Mr. Tcherniakov ignored the mysteries of the Don Juan complex by making the Don Giovanni a drunken bum no one could possibly love. The mystery therefore was why the three women in the story love him. Not that much was explained except that Donna Anna loves sex and was not getting much of it from Don Ottavio, Zerlina was obsessed by sex and was not getting much of it from Masetto. Elvira was cold and did not seem to want much sex.
Thus, and this is maybe Mr. Tcherniakov’s point (if there could possibly have been one), we might hear Mozart’s Don Giovanni for the first time! That, maybe, we did indeed.
French conductor Louis Langrée took on the resources of the Freiburg Baroque Orchestra to magnificent result. Right-on tempi, certainly on the fast side, that took advantage of the agility of the early instruments, with the raspy sound of these more primitive versions of modern instruments used to implement attack and immediacy. These unfamiliar sounds made this familiar score come brilliantly alive. It was new music.

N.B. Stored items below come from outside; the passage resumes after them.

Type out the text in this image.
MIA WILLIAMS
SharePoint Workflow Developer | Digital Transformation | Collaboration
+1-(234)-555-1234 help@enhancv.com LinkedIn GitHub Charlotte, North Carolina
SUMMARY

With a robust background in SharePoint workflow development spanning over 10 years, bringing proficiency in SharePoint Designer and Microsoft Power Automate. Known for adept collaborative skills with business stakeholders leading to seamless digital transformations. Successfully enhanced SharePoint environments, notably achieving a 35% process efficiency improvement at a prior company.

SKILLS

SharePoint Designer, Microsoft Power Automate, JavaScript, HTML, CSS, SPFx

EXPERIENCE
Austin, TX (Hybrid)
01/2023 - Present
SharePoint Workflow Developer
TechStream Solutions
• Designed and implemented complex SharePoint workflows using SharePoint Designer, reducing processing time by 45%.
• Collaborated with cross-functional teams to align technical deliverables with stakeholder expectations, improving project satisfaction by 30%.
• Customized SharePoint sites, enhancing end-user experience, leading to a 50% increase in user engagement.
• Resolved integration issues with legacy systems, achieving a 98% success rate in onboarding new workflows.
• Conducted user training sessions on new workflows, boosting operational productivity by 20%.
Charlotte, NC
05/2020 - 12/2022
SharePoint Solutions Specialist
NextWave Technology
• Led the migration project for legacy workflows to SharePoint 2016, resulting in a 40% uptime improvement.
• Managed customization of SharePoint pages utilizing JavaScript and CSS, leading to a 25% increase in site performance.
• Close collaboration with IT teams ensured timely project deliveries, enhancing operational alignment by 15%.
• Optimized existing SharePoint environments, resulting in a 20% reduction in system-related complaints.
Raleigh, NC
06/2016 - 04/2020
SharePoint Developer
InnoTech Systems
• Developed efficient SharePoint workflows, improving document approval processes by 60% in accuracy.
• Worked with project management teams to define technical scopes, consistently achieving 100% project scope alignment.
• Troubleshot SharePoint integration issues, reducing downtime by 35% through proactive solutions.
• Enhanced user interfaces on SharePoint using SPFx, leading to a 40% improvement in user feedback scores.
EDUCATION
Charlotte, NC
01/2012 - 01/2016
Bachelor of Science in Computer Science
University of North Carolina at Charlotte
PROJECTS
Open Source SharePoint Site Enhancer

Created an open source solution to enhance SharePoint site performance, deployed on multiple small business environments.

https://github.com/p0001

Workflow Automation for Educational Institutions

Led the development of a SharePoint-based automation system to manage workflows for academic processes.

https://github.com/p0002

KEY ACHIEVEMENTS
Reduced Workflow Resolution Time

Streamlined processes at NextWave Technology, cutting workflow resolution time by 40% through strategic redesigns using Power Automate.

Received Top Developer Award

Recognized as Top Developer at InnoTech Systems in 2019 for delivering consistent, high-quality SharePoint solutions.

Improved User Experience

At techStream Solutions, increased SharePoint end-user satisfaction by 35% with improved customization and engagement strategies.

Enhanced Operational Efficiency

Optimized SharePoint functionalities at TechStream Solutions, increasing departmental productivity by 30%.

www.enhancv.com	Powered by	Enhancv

Plus Mozart’s score was accorded extraordinary relief with Mr. Tcherniakov’s play with silence. The curtain rose before the overture, and fell well before the overture was completed forcing our attention again onto sound. Action within the unit set (a room in the Commendatore’s comfortable haute bourgeoise house) was interrupted between numbers by the crashing curtain and minutes of silence. Each time begun again the music gained vibrancy.
Of many momentous moments several stand out. The Don’s, Danish baritone Bo Skovhus, serenade was a drunken reverie moving in his aloneness; Slutty Donna Anna’s, German soprano Marlis Petersen, account of her rape was her rape of Don Ottavio; Zerlina, Swedish soprano Kerstin Avemo, turned her Batti, batti into a sex fantasy with the Don (accompanied by a weird cello obligato); Elvira, Latvian soprano Kristine Opolais, was leaden of aspect when passed by the Don to the very physical Leporello of American bass-baritone Kyle Ketelsen; Don Ottavio, Canadian tenor Colin Balzer, kissed Masetto, Serbian/Israeli David Bizic.
You get the idea. The Aix Festival scoured the earth to get just the right people to upset Mozart with quite brilliant performances of his own music.
Well, bravo Aix, bravissimo! The trip has been worthwhile. So far.